Joseph-Éric Tremblay de Saint-Alexandre-de-Kamouraska est beaucoup trop jeune pour avoir servi dans l’armée canadienne durant la Deuxième Guerre mondiale. Il a toutefois participé à deux missions militaires en Bosnie-Herzégovine dans les années 90. 25 ans plus tard, il constate que le soutien offert aux vétérans de l’armée canadienne est meilleur que par le passé. Toutefois, la place de ceux-ci au sein de la société civile demeure encore difficile à trouver.
Joseph-Éric Tremblay pourrait être dur envers l’armée canadienne, mais il n’en est rien. En fait, il refuse de juger une époque avec les connaissances d’aujourd’hui. En fait, c’est son expérience au sein des « forces », de 1990 à 2001, qui lui permet aujourd’hui de prendre le recul nécessaire afin de remettre les choses en perspective.
« Les missions des années 90, c’était la première fois depuis la guerre de Corée que des soldats canadiens étaient confrontés à des contextes aussi violents. Le Rwanda, Haïti, le Koweït, la Bosnie, la Somalie et même l’Afghanistan dans les années 2000, on n’était pas prêt à ça », résume celui qui a fait deux « tours » en Bosnie-Herzégovine en 1993 et 1995, avant de rentrer au pays, blessé.
Ce manque de préparation se traduisait, entre autres, dans la désuétude du matériel avec lequel les militaires canadiens fonctionnaient sur le terrain durant leurs missions. « On avait encore des véhicules des années 60-70 quand je suis arrivé en Bosnie la première fois. C’était complètement débile », s’exclame-t-il.

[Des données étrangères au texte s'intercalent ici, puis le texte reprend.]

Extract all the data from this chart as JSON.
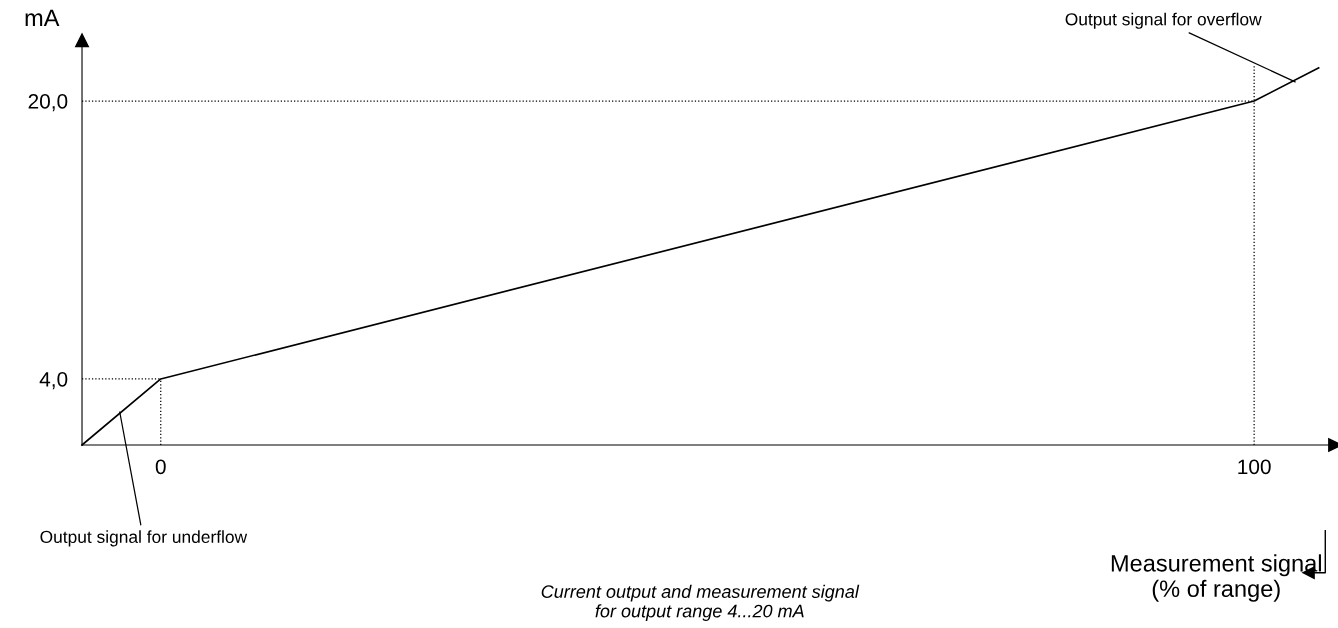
{
  "chart_data": {
    "type": "line",
    "xlabel": "Measurement signal\n(% of range)",
    "ylabel": "mA",
    "x": [
      -7.2,
      0,
      100,
      105.9
    ],
    "series": [
      {
        "color": "#000000",
        "values": [
          0.2,
          4,
          20,
          21.9
        ]
      },
      {
        "color": "#000000",
        "line_style": "dotted",
        "x": [
          -7.2,
          0
        ],
        "values": [
          4,
          4
        ]
      },
      {
        "color": "#000000",
        "line_style": "dotted",
        "x": [
          -7.2,
          100
        ],
        "values": [
          20,
          20
        ]
      },
      {
        "color": "#000000",
        "line_style": "dotted",
        "x": [
          0,
          0
        ],
        "values": [
          0.2,
          4
        ]
      },
      {
        "color": "#000000",
        "line_style": "dotted",
        "x": [
          100,
          100
        ],
        "values": [
          0.2,
          22
        ]
      }
    ],
    "xlim": [
      -7.2,
      107.4
    ],
    "ylim": [
      0.2,
      23.5
    ],
    "xticks": [
      0,
      100
    ],
    "yticks": [
      {
        "value": 4,
        "label": "4,0"
      },
      {
        "value": 20,
        "label": "20,0"
      }
    ],
    "annotations": [
      {
        "text": "Output signal for overflow",
        "x": 103.75,
        "y": 21.1
      },
      {
        "text": "Output signal for underflow",
        "x": -3.75,
        "y": 2.1
      },
      "Current output and measurement signal\nfor output range 4...20 mA"
    ],
    "grid": false,
    "marker": "none",
    "line_style": "solid"
  }
}
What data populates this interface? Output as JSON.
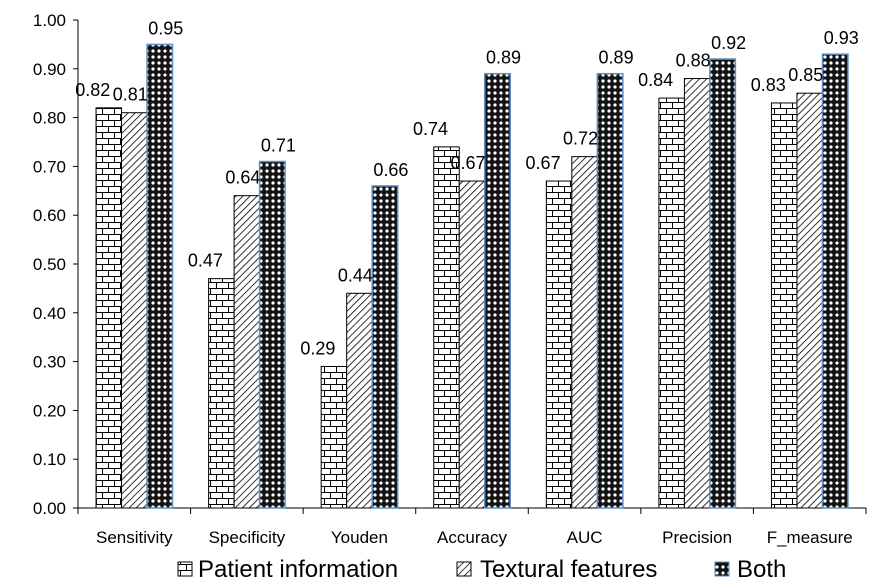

La grande capacité d’adaptation des soldats canadiens a permis, dans l’ensemble, de faire de ces missions des succès, souligne Joseph-Éric Tremblay. Malheureusement, il reconnaît que le système n’était malheureusement pas fait, au départ, pour absorber tout le flot de problèmes physiques et psychologiques qui ont découlé de ces premières missions.
« On terminait notre mission et on se retrouvait dans une tente pour un débriefing. La première question qu’on nous posait c’était : « Comment ça va? » Quand ça fait des mois que tu évolues dans un environnement basé sur l’hyper-masculinité, tu comprends bien que ce n’est pas là que tu vas te laisser aller et te mettre à brailler en disant que ça ne va pas », dit-il, sans gêne.
Chocs post-traumatiques, détresse psychologique, suicides n’étaient donc pas rares chez les militaires, au sortir de ces missions. Heureusement, l’armée canadienne a beaucoup appris de cette époque, tient-il à rappeler, et l’expérience des années 90 a permis au « système » de s’améliorer, poursuit-il.
« Je ne crois pas qu’il faille accuser le système de cette époque-là. On ne pouvait pas lui demander de prévoir des choses qu’il ne connaissait pas. C’est comme la pandémie actuelle, on ne sait rien. On en apprend toujours plus tous les jours et on s’adapte au fur et à mesure que les connaissances se développent. »
Société civile
Si l’accompagnement et le soutien psychologique se sont grandement améliorés au sein de l’armée canadienne, de l’avis de Joseph-Éric Tremblay, il y a encore place à amélioration en ce qui concerne la place qu’on accorde aux vétérans lorsqu’ils retournent à la vie « civile ». Au Québec, plus particulièrement, il estime qu’une forme d’incompréhension persiste toujours en ce qui a trait à la vie militaire.
« On prend en considération que tout le monde est dans l’infanterie, par exemple, alors que c’est environ le 1/5 des forces qui l’est réellement. Le reste, c’est des corps de métier. Et c’est ce qui fait que tu te retrouves un jour avec des questions aussi imbéciles que : « as-tu déjà tué quelqu’un ? » », déplore-t-il.
Le réapprentissage des codes sociaux de la société civile est aussi un enjeu. Cet élément peut facilement contribuer à accentuer l’isolement des vétérans lorsqu’ils quittent les Forces armées canadiennes, selon lui.
« Dans l’armée, il y a un sens du devoir commun qu’on retrouve difficilement dans la société civile. L’esprit de groupe, c’est toujours ce qui prime en premier. Tu peux prendre une bière avec un collègue en fin d’après-midi, te battre avec lui en fin de soirée, mais le lendemain, quand tu seras sur le terrain, tu peux être assuré qu’il sera là pour assurer tes arrières, pareil. Dans la société civile, c’est différent. C’est l’esprit individuel qui prend souvent le dessus. Et ce sens du devoir commun auquel on a été habitué dans l’armée, il devient difficile à retrouver », conclut-il.